So I have a Pandas DataFrame with [207684 rows x 3 columns]:
Row Column Coef
0 obj F0000010042600010020 552.261551
1 ARE000001 F0000010042600010020 1.000000
2 IDA00000126004 F0000010042600010020 1.000000
3 MOA26004 F0000010042600010020 60.600000
4 POL26004 F0000010042600010020 6.744780
5 FIB26004 F0000010042600010020 439.350000
6 DIS26004 F0000010042600010020 -727.200000
7 TR0001004 F0000010042600010020 0.006313
8 FR0020004 F0000010042600010020 0.007481
9 DIF0020004 F0000010042600010020 -4666.200000
10 obj F0000010052600010020 693.506264
11 ARE000001 F0000010052600010020 1.000000
... ... ... ...
I have to create a matrix from this data, using the information on the first 2 columns as indices and the values from the third columns as the entries in the matrix. What I thought to do at first was get the unique values on the first 2 columns, loop through them getting the values from the dataframe like that:
>>> Rows = Dados["Row"].unique()
>>> Cols = Dados["Column"].unique()
>>> ProblemM=np.zeros((len(Rows),len(Cols)))

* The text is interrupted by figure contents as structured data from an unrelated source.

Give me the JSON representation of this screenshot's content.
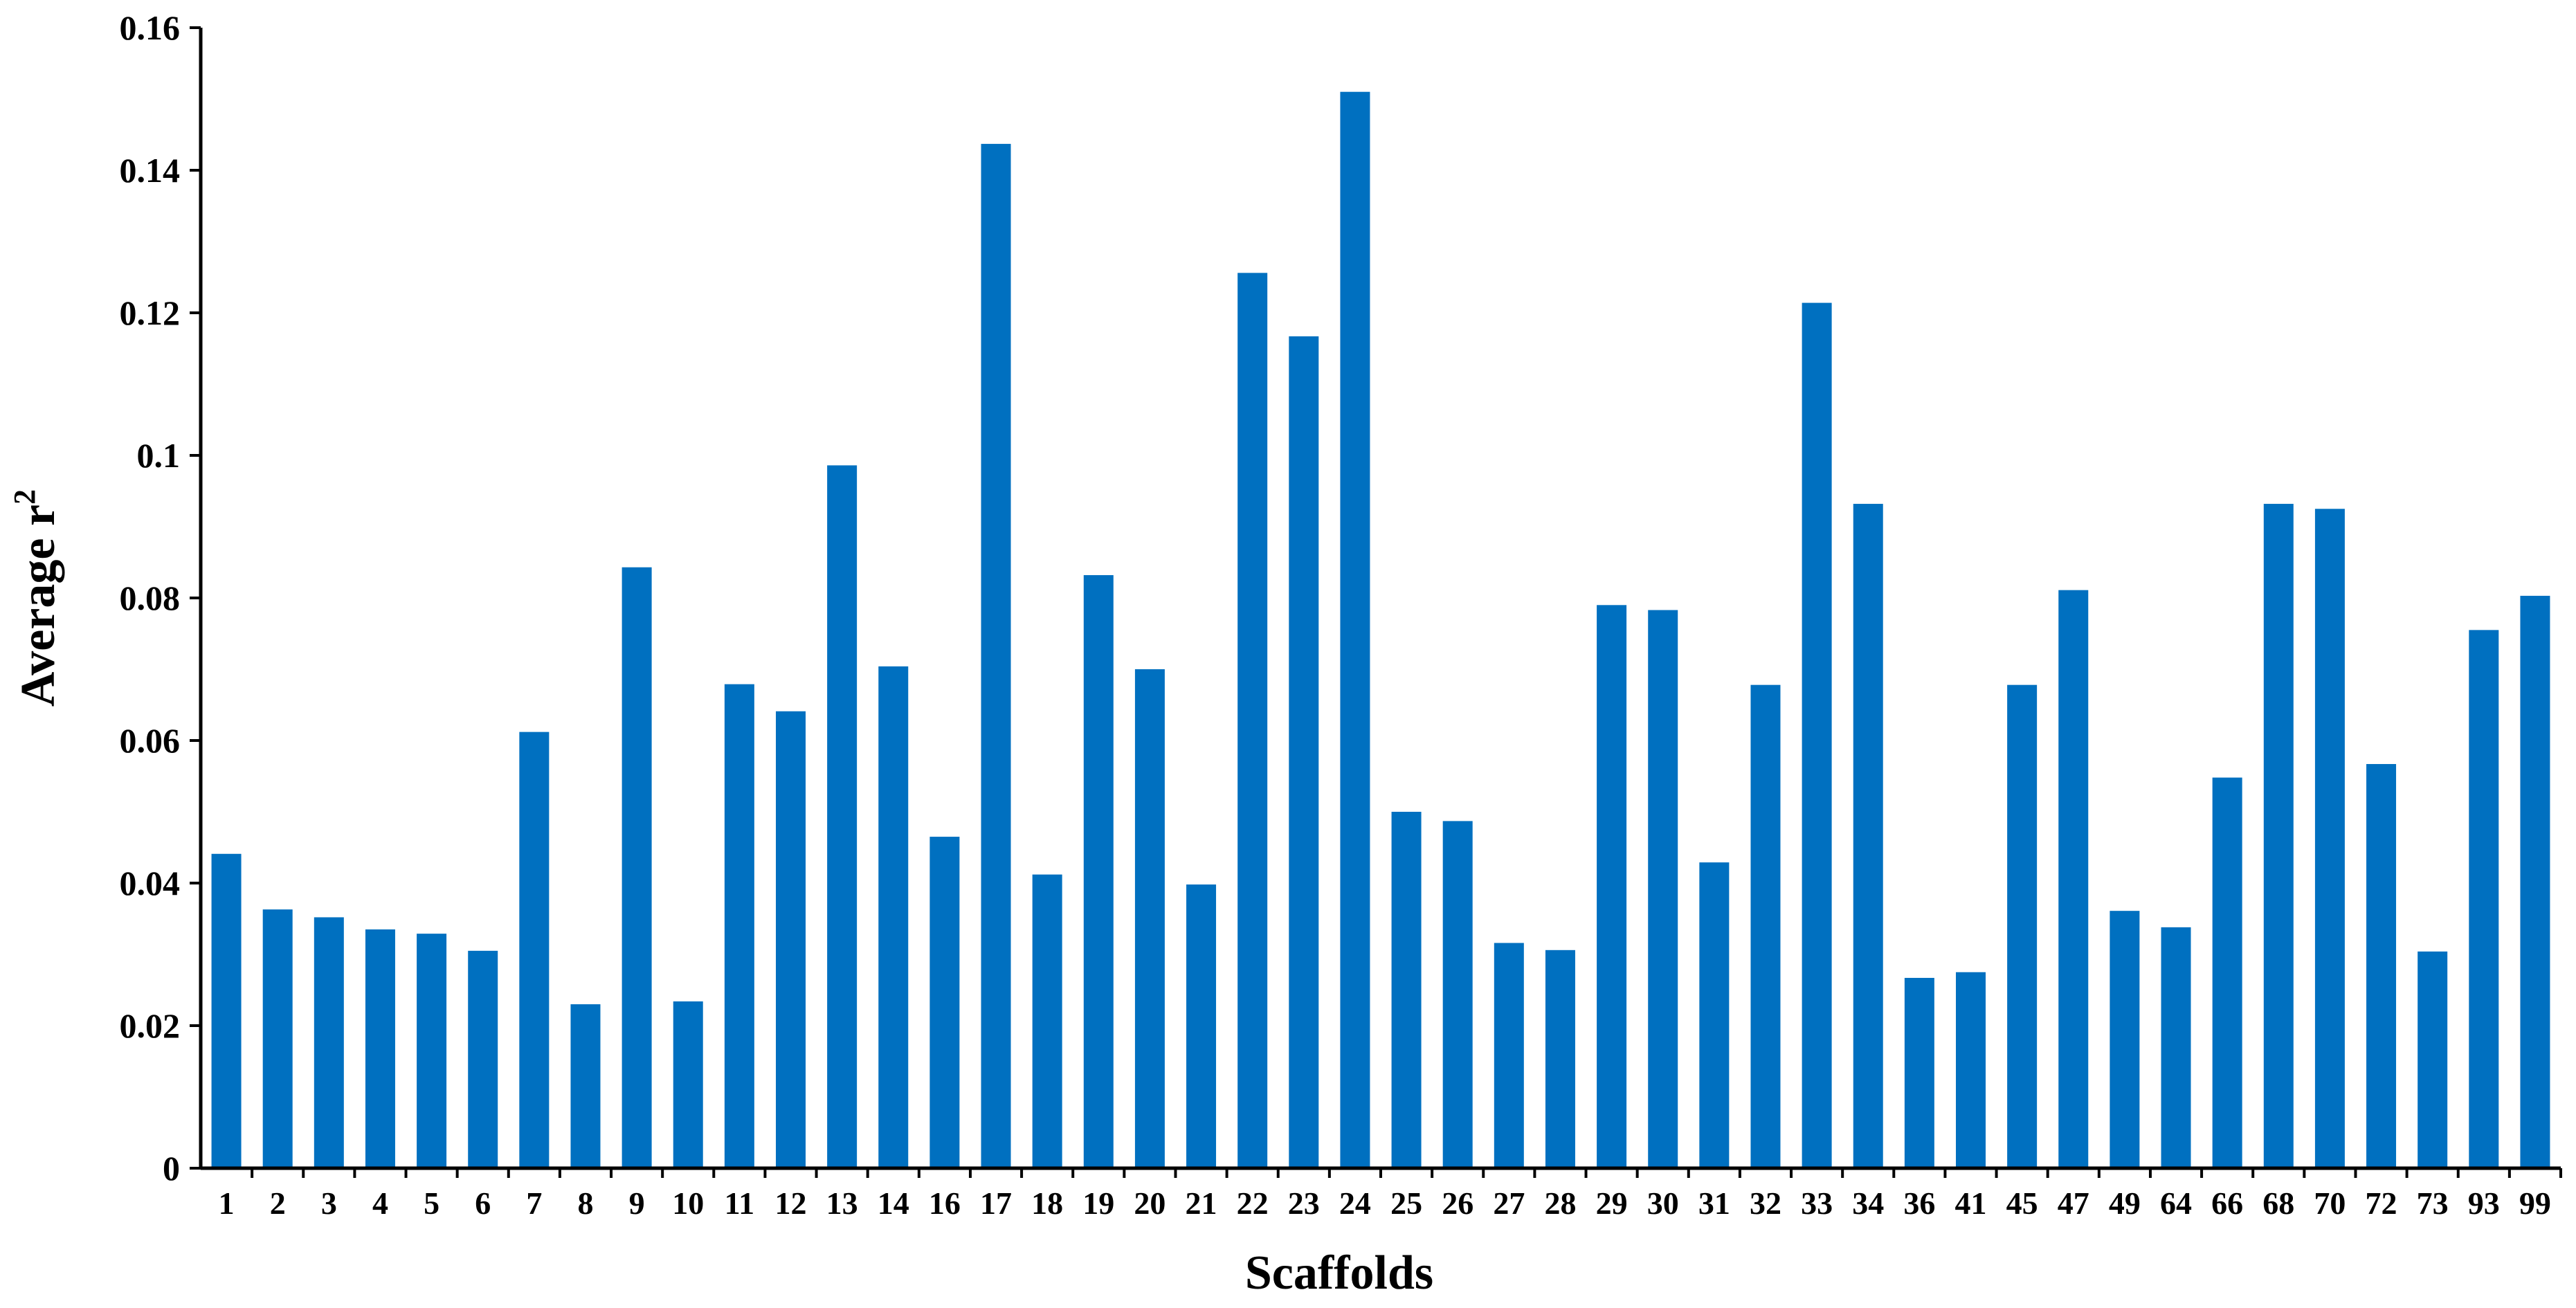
{
  "chart_data": {
    "type": "bar",
    "xlabel": "Scaffolds",
    "ylabel": "Average r",
    "ylabel_superscript": "2",
    "ylim": [
      0,
      0.16
    ],
    "yticks": [
      0,
      0.02,
      0.04,
      0.06,
      0.08,
      0.1,
      0.12,
      0.14,
      0.16
    ],
    "ytick_labels": [
      "0",
      "0.02",
      "0.04",
      "0.06",
      "0.08",
      "0.1",
      "0.12",
      "0.14",
      "0.16"
    ],
    "grid": false,
    "bar_color": "#0070C0",
    "categories": [
      "1",
      "2",
      "3",
      "4",
      "5",
      "6",
      "7",
      "8",
      "9",
      "10",
      "11",
      "12",
      "13",
      "14",
      "16",
      "17",
      "18",
      "19",
      "20",
      "21",
      "22",
      "23",
      "24",
      "25",
      "26",
      "27",
      "28",
      "29",
      "30",
      "31",
      "32",
      "33",
      "34",
      "36",
      "41",
      "45",
      "47",
      "49",
      "64",
      "66",
      "68",
      "70",
      "72",
      "73",
      "93",
      "99"
    ],
    "values": [
      0.0441,
      0.0363,
      0.0352,
      0.0335,
      0.0329,
      0.0305,
      0.0612,
      0.023,
      0.0843,
      0.0234,
      0.0679,
      0.0641,
      0.0986,
      0.0704,
      0.0465,
      0.1437,
      0.0412,
      0.0832,
      0.07,
      0.0398,
      0.1256,
      0.1167,
      0.151,
      0.05,
      0.0487,
      0.0316,
      0.0306,
      0.079,
      0.0783,
      0.0429,
      0.0678,
      0.1214,
      0.0932,
      0.0267,
      0.0275,
      0.0678,
      0.0811,
      0.0361,
      0.0338,
      0.0548,
      0.0932,
      0.0925,
      0.0567,
      0.0304,
      0.0755,
      0.0803
    ]
  }
}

>>> for (i,index1) in zip(Rows,tqdm_notebook(range(len(Rows)))):
... for (j,index2) in zip(Cols,tqdm_notebook(range(len(Cols)))):
... Data = Dados.loc[(Dados.Row==i) & (Dados.Column==j),'Coef'].values
... ProblemM[index1,index2]=Data[0] if len(Data)>0 else None
But as expected that will take ages, as I'll have a matrix with dimensions [6813 x 21683], is there some ways to significantly improve the performance for this task?!